Еще бы, а то чей же!

— Она так утверждает. — Я удивленно вскинула брови. — Кое-кто станет внушать вам, что она меня одурачила, обманом заставила принять то, что принадлежит не мне. Но я думаю, ребенок мой, а Икеннаи никогда не опускалась до обмана. Я забрал у нее ребенка в обмен на кошель золотых — пусть она купит себе дом и сменит ремесло, если пожелает.

Он не сводил с меня своих серьезных глаз.

— Вы любили ее? — Чисто женский вопрос, в котором скрыта глубокая зависть.

— Нет. Просто мне нужна была женщина. — Чисто мужской ответ, сопровождаемый небрежным пожатием плеч.

— Мне неприятно представлять, как вы были с нею.

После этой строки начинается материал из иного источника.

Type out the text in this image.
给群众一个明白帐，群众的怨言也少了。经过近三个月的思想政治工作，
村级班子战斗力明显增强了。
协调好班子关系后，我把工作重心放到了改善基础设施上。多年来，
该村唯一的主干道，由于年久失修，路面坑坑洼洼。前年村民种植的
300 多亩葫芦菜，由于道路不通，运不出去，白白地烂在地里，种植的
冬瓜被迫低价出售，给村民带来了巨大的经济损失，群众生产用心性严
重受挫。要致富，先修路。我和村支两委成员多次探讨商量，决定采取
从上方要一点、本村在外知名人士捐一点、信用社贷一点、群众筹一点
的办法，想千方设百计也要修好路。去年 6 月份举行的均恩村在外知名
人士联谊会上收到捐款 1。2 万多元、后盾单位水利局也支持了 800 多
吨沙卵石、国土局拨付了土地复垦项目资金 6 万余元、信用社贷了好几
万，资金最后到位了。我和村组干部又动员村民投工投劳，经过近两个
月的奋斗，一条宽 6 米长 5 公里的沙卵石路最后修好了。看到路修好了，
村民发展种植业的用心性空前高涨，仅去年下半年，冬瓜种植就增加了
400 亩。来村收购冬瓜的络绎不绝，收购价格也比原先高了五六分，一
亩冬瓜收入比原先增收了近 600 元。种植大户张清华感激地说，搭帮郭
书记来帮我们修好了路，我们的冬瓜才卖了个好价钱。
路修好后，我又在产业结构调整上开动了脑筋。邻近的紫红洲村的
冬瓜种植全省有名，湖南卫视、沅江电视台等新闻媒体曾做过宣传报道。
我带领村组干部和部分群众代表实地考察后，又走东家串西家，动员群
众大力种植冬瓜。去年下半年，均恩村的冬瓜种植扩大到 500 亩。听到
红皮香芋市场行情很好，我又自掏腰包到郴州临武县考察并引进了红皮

— А мне неприятно, что Бернат де Вентадорн пел вам любовные песни!

— И что из этого следует?

— Вы примете его?

На мгновение я перестала укладывать волосы и задумчиво склонила голову набок.

— Отчего я должна принимать бастарда, рожденного кабацкой шлюхой?

— Оттого, что я прошу вас об этом. И оттого, что люблю я именно вас.

Легко сказать. Оставив прическу в покое, я схватилась за край одеяла, стараясь скрыть свои мысли.

— Его зовут Жоффруа, — сообщил Анри. — Если вы не найдете в себе сил принять его, то я договорюсь по-другому.

— Как же?

Я сознавала, что голос мой звучит слишком холодно и неуступчиво, но ведь моя кожа еще хранила тепло его тела, мне было трудно простить мужа.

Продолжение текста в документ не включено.